Bereits im Mai hatte der Sachverständigenrat (SVR) Gesundheit und Pflege stark steigende Ausgaben für Arzneimittel beklagt. Sie machten nach der Krankenhausversorgung inzwischen den zweitgrößten Kostenblock in der GKV aus, vor den Ausgaben für ärztliche Behandlungen, so der SVR damals. Das weiß auch Dahmen. Wirkungsvoll wäre etwa »eine befristete Anhebung des Herstellerabschlags auf patentgeschützte Arzneien von derzeit sieben auf 17 Prozent«, fordert der Grünenpolitiker. Damit ließen sich umgehend rund drei Milliarden Euro einsparen. Was sagt die größte Opposition im Bundestag, die AfD? Arzneimittelpreise sollten nicht weiter abgesenkt werden, meinte deren gesundheitspolitischer Sprecher, Martin Sichert, gegenüber jW. Schon jetzt gebe es bei mehr als 500 Medikamenten Lieferengpässe, »eben weil die Preise im internationalen Vergleich in Deutschland nicht besonders hoch sind«.
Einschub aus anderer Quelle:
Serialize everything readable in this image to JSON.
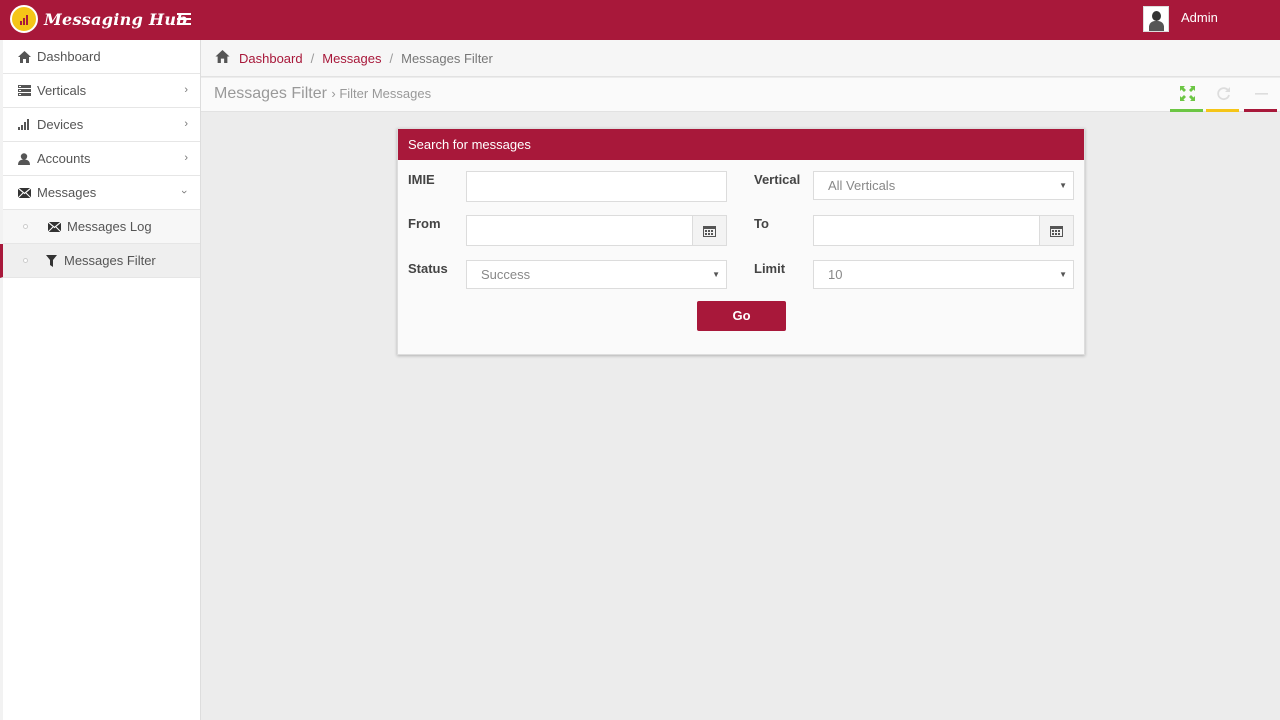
{
  "app": {
    "name": "Messaging Hub"
  },
  "user": {
    "name": "Admin"
  },
  "sidebar": {
    "items": [
      {
        "label": "Dashboard",
        "icon": "home-icon"
      },
      {
        "label": "Verticals",
        "icon": "list-icon"
      },
      {
        "label": "Devices",
        "icon": "signal-icon"
      },
      {
        "label": "Accounts",
        "icon": "user-icon"
      },
      {
        "label": "Messages",
        "icon": "envelope-icon"
      }
    ],
    "subitems": [
      {
        "label": "Messages Log",
        "icon": "envelope-icon"
      },
      {
        "label": "Messages Filter",
        "icon": "filter-icon",
        "active": true
      }
    ]
  },
  "breadcrumb": {
    "items": [
      "Dashboard",
      "Messages",
      "Messages Filter"
    ]
  },
  "page": {
    "title": "Messages Filter",
    "subtitle": "Filter Messages"
  },
  "toolbar": {
    "colors": {
      "fullscreen": "#6cc644",
      "refresh": "#f5c518",
      "collapse": "#a8183a"
    }
  },
  "form": {
    "title": "Search for messages",
    "imie_label": "IMIE",
    "imie_value": "",
    "vertical_label": "Vertical",
    "vertical_value": "All Verticals",
    "from_label": "From",
    "from_value": "",
    "to_label": "To",
    "to_value": "",
    "status_label": "Status",
    "status_value": "Success",
    "limit_label": "Limit",
    "limit_value": "10",
    "submit_label": "Go"
  },
  "theme": {
    "primary": "#a8183a"
  }
}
Zur Gesundheitskrise gehört nicht zuletzt: das Kliniksterben. Seit 2022 hätten 67 Krankenhäuser mit 82 Standorten Insolvenz angemeldet, bemerkte Henriette Neumeyer, Vizevorstandsvorsitzende der Deutschen Krankenhausgesellschaft (DKG), im jW-Gespräch. »Die öffentlich getragenen Kliniken müssen aus den chronisch klammen Kommunalkassen gestützt werden, andere mussten schließen.«

Fraglos, das Gesundheitswesen droht zu kollabieren. Doktern, flickschustern Kabinettsmitglieder weiter herum, werden die Nebenwirkungen: tödlich.